É importante que estes livros cheguem ao Brasil. Vivemos em uma época em que minorias, após muita luta, conseguiram mais direitos e representatividade que tinham algumas décadas atrás. Não é mais possível destilar preconceitos tão abertamente sem que a pessoa seja responsabilizada, social ou criminalmente. Assim, muitos que defendem tais preconceitos acabam encasulando-se dentro de obras como livros, séries e jogos antigos. E, muitas vezes, a pessoa sequer conhece o conteúdo, ela cria uma versão eugênica e preconceituosa na sua mente e decide que sua versão é a correta e pura. E, talvez por causa da falta de inteligência, essas pessoas costumam fazer muito barulho.

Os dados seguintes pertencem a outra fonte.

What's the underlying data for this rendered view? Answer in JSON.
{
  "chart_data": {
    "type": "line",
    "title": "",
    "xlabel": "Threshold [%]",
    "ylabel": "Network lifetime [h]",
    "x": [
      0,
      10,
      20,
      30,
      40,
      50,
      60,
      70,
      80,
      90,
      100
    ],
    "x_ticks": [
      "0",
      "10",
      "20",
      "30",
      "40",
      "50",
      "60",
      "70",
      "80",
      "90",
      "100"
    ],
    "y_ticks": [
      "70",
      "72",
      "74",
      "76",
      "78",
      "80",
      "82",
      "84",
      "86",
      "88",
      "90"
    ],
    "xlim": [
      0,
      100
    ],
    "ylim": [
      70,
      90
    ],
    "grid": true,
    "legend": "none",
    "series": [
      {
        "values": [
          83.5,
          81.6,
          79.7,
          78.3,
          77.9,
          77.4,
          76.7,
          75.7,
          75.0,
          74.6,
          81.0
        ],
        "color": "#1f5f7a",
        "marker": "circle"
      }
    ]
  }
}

Os volumes de A História da Terra-Média permitem que a obra de Tolkien seja analisada em detalhes. Permitem ver o passado e o presente do texto. É claro que cada análise será diferente, porque pessoas são diferentes, mas uma coisa é uma análise embasada em conteúdo e reflexões, outra coisa é uma análise que ignora o conhecimento e abraça a ignorância. Um conteúdo profundo que antes estava restrito a quem entendia a língua inglesa agora estará disponível para um público muito maior.
Serão volumes em capa dura, seguindo o padrão de qualidade e preço da editora, com capas lindas criadas a partir de pinturas do John Howe (artista conceitual que trabalhou muito com Peter Jackson e, agora, está envolvido com Anéis do Poder). Pelo que vi Gabriel Oliva Brum será tradutor, e o Volume III terá cotradução do Reinaldo José Lopes (que tem retraduzido os livros do Tolkien lançados pela HarperCollins). Não sei se mais tradutores estão envolvidos, mas é provável. Quando houver informações mais precisas atualizo este texto.
A pré-venda começa dia 14 de outubro e o primeiro box, contendo os dois primeiros volumes (O Livro dos Contos Perdidos I & II) será lançado em novembro. O segundo box, contendo os volumes III a V, sairá depois. O lançamento será feito por boxes, quatro no total. Espero que os livros também possam ser comprados individualmente.